Ich glaube, dass man quer durch alle Lager begriffen hat, dass sich die Fussgängeranliegen nicht mehr unter den Tisch wischen lassen. Das “volet 1”, die Spazierwege, hat derart Erfolg, dass niemand mehr daran rütteln wird. Alle Massnahmen, die keinen zusätzlichen Raum für den Fussverkehr bedingen, gehen eigentlich glatt über die Bühne. Sobald es aber – im volet 2 – darum geht, Platz für ihn zurückzugewinnen, sei dies auf privatem Boden oder auf Kosten anderer, vor allem des Autoverkehrs, wird’s schwieriger. Dass man dieses Problem angeht, das ist das Neue an dieser zweiten Generation des “Plan Piétons”. Und wenn Sie hier vorwärts kommen wollen, müssen Sie versuchen, sich mit betroffenen Privatpersonen und den BenutzerInnen des öffentlichen Raums gütlich zu einigen.
Spielt Tempo 30 eine Rolle im Richtplan?
Ja, und zwar im 5. “volet”. Es gibt in Genf schon eine Reihe kleiner Tempo-30-Zonen, doch haben sie zu wenig System, um der Stadtlandschaft ihren Stempel aufzudrücken und für alle VerkehrsteilnehmerInnen gleichermassen erkennbar zu sein. Sie müssen quartierweise eingerichtet werden, um den ganzen Innenraum zwischen den Hauptachsen des übergeordneten Netzes abzudecken. Dort wiederum streben wir bessere Querungsmöglichkeiten an: In Genf passieren 56 von 100 Fussgängerunfällen ausserhalb der markierten Übergänge, 36 – was beträchtlich ist – auf Fussgängerstreifen, 4 bei Übergängen mit Mittelinsel und 4 bei solchen mit Lichtsignalanlage. Wir schaffen praktisch keine neuen Übergänge mehr ohne Mittelinsel, jedenfalls auf Hauptstrassen. Um den Verkehr zu beruhigen, versuchen wir auch, die einzelnen Massnahmen wie Wohnstrassen, Fussgängerzonen, Tempo-30-Zonen, Geschäftsstrassen oder auch das neue Instrument der “Flanierzone” besser aufeinander abzustimmen.
In Basel hat mehr als die Hälfte der Leute kein Auto, hier ist es bloss ein Viertel…

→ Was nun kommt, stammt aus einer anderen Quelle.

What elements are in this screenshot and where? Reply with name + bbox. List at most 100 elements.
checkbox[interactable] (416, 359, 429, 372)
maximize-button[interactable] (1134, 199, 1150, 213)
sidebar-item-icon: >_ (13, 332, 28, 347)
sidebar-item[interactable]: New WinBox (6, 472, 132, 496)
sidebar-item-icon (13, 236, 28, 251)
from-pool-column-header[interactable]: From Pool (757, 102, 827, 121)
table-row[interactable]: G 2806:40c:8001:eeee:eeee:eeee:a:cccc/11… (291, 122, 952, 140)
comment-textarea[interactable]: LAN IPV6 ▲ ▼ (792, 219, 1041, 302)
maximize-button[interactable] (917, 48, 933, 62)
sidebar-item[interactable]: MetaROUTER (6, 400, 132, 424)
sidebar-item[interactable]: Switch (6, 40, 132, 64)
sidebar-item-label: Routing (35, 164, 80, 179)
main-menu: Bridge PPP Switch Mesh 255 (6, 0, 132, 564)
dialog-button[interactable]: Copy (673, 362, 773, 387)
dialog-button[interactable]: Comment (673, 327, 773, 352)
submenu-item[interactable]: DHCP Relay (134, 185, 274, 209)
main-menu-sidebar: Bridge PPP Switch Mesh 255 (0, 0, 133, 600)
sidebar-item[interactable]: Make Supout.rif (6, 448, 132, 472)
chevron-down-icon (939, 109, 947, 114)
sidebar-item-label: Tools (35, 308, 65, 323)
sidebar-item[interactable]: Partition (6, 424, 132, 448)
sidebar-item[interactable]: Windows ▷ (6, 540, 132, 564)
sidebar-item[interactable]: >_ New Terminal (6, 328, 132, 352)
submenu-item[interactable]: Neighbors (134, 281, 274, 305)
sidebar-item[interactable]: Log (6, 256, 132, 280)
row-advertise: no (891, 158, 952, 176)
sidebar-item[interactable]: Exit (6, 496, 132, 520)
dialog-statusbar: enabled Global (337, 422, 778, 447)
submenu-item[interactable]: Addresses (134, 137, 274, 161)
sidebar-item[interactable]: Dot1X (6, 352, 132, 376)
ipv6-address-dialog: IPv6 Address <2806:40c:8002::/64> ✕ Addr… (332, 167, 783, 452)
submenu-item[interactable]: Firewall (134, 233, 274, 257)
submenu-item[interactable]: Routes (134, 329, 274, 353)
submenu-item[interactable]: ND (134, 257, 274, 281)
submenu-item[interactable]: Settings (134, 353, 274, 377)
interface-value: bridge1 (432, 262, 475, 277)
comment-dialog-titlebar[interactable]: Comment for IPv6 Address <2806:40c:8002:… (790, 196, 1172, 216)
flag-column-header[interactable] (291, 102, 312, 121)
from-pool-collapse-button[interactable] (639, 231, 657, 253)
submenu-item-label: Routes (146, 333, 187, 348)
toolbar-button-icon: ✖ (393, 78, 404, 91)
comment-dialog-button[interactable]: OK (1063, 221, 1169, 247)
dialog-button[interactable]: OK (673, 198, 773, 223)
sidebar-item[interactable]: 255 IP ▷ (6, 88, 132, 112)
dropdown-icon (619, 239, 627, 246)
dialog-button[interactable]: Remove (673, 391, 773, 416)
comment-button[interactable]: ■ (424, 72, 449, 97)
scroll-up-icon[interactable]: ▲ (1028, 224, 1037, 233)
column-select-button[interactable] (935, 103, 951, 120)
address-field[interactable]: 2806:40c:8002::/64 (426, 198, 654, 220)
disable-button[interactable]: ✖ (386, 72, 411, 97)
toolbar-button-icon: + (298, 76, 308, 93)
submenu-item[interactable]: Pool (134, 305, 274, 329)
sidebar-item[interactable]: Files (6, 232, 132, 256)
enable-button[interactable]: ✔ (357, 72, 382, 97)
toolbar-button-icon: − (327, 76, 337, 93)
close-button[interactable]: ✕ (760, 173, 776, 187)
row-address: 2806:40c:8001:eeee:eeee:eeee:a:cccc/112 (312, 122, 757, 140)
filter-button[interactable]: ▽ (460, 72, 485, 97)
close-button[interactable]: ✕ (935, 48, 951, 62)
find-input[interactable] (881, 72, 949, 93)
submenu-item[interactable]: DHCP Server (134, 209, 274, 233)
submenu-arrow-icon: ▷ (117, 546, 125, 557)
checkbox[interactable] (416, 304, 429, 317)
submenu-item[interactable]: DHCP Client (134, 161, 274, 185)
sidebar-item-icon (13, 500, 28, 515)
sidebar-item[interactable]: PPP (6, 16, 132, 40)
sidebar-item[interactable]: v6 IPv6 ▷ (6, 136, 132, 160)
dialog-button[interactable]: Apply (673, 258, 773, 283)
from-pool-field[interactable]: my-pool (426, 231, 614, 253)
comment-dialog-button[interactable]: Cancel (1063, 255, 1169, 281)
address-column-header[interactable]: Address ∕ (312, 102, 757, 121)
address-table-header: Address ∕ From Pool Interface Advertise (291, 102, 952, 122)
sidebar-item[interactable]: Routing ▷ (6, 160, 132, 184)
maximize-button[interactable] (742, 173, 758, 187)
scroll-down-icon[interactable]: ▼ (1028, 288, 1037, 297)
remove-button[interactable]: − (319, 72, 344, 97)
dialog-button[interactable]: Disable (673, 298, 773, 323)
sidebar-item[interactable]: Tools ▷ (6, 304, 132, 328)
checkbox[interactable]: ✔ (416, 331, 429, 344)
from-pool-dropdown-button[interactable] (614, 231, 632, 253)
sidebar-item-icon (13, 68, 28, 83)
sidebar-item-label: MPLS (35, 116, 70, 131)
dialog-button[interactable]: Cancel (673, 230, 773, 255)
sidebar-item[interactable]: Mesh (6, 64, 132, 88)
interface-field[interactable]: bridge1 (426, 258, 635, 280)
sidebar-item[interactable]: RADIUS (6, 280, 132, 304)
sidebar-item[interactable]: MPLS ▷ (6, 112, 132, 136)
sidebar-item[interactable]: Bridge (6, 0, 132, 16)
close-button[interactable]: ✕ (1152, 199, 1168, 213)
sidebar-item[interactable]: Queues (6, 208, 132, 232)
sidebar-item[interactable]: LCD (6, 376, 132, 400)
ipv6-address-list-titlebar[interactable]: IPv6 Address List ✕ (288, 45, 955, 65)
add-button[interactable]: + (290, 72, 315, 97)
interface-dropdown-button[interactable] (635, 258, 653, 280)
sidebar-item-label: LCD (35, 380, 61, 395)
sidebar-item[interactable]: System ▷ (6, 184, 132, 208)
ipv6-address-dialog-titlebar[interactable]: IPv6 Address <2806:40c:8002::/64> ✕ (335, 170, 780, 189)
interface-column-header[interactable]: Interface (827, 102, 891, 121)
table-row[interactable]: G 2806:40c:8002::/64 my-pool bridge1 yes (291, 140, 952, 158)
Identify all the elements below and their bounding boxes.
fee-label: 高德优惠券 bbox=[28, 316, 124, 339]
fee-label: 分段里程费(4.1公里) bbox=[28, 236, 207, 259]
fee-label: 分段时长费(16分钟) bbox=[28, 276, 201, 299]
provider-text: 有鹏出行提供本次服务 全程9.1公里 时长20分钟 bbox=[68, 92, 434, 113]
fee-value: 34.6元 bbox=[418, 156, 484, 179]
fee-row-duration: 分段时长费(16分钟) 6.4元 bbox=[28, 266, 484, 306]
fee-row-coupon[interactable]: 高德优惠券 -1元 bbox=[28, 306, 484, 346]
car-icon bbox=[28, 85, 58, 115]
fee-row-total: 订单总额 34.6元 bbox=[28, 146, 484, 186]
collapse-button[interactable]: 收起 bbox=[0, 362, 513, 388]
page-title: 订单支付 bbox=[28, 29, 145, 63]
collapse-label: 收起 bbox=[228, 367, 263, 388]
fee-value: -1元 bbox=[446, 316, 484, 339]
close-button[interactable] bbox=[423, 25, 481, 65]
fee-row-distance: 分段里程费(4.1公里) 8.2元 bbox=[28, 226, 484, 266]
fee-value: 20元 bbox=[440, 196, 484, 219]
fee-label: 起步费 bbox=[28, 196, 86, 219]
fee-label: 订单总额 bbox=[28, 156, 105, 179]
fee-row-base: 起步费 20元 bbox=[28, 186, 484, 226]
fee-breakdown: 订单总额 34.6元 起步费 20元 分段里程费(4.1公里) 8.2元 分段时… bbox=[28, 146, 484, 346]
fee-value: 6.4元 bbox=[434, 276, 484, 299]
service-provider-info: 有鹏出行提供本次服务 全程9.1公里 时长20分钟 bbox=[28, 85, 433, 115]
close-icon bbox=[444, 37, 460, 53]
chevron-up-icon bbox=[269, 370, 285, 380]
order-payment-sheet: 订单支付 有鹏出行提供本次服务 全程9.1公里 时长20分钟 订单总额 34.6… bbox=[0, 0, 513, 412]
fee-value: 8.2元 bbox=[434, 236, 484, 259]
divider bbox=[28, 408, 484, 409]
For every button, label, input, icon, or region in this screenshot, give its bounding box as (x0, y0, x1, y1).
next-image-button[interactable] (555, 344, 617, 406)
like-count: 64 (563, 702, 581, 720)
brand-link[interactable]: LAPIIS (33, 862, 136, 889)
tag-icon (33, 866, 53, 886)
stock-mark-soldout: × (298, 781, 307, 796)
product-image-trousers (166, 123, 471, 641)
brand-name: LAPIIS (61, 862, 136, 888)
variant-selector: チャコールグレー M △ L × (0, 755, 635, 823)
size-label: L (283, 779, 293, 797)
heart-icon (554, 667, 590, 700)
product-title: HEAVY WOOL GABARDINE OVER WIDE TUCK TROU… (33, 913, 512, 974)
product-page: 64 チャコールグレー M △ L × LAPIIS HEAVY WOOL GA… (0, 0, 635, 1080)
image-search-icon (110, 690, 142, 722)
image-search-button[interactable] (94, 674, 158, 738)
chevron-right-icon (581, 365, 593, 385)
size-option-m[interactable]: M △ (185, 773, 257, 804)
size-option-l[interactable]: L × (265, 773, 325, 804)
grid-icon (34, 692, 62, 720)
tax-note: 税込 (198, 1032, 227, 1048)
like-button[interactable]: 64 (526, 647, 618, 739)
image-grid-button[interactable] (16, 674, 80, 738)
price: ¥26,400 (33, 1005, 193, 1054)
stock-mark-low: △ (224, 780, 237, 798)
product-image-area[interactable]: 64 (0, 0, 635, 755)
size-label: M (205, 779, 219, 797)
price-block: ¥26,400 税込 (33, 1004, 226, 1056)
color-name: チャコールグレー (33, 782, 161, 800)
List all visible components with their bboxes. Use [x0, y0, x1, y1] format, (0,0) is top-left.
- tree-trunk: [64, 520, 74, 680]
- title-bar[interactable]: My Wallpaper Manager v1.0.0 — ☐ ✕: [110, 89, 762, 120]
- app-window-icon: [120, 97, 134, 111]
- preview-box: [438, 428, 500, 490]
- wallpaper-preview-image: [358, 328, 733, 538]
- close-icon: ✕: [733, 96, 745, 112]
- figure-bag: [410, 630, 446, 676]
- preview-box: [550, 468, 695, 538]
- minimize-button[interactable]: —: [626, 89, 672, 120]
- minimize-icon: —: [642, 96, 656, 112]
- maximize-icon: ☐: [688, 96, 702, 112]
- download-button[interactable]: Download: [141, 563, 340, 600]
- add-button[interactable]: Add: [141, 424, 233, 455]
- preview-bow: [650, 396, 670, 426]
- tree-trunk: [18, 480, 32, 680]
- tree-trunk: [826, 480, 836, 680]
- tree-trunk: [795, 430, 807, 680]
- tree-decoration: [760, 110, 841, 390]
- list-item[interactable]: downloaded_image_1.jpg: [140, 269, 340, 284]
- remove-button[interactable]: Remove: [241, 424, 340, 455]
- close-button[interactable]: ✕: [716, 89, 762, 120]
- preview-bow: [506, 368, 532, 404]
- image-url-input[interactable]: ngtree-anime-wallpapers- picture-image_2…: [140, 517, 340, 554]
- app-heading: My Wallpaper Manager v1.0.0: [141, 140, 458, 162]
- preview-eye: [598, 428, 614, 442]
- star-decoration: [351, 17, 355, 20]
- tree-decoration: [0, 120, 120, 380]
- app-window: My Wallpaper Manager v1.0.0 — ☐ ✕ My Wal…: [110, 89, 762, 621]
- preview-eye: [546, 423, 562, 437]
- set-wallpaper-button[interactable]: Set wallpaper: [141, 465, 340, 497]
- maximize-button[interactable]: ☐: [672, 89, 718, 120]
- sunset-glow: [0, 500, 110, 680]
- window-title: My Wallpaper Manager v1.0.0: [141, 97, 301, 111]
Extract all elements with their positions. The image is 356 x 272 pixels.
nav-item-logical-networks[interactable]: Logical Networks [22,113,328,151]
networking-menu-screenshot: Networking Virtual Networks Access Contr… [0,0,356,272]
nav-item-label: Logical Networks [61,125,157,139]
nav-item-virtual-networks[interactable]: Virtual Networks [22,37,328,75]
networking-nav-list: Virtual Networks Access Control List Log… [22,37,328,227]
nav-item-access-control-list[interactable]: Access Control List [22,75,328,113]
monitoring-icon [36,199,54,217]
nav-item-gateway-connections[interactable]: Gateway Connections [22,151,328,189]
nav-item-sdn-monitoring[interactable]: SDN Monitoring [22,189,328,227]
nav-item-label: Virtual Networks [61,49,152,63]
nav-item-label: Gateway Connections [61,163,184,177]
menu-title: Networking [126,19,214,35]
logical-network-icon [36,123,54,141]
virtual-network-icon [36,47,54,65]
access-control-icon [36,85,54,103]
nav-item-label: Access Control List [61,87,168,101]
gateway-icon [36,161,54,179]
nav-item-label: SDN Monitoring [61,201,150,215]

Ich denke, das ist eine Frage der Mentalität. Die Kreise, die das Auto repräsentieren, waren in Genf immer sehr präsent. Ab den Sechzigerjahren setzte man voll und ganz aufs Auto. Nun muss es uns gelingen zu zeigen, dass es mindestens so vorteilhaft ist, zu Fuss zu gehen oder Velo zu fahren. Es gilt, sich in der Stadt wieder anders zu orientieren. Die Leute wissen nicht mehr, wie weit man zu Fuss in 10 Minuten kommt.
Sie bleiben optimistisch?
Anders könnte ich diese Arbeit nicht machen. Stadtplanung braucht einen Schuss Idealismus und ist ein Langzeitprogramm.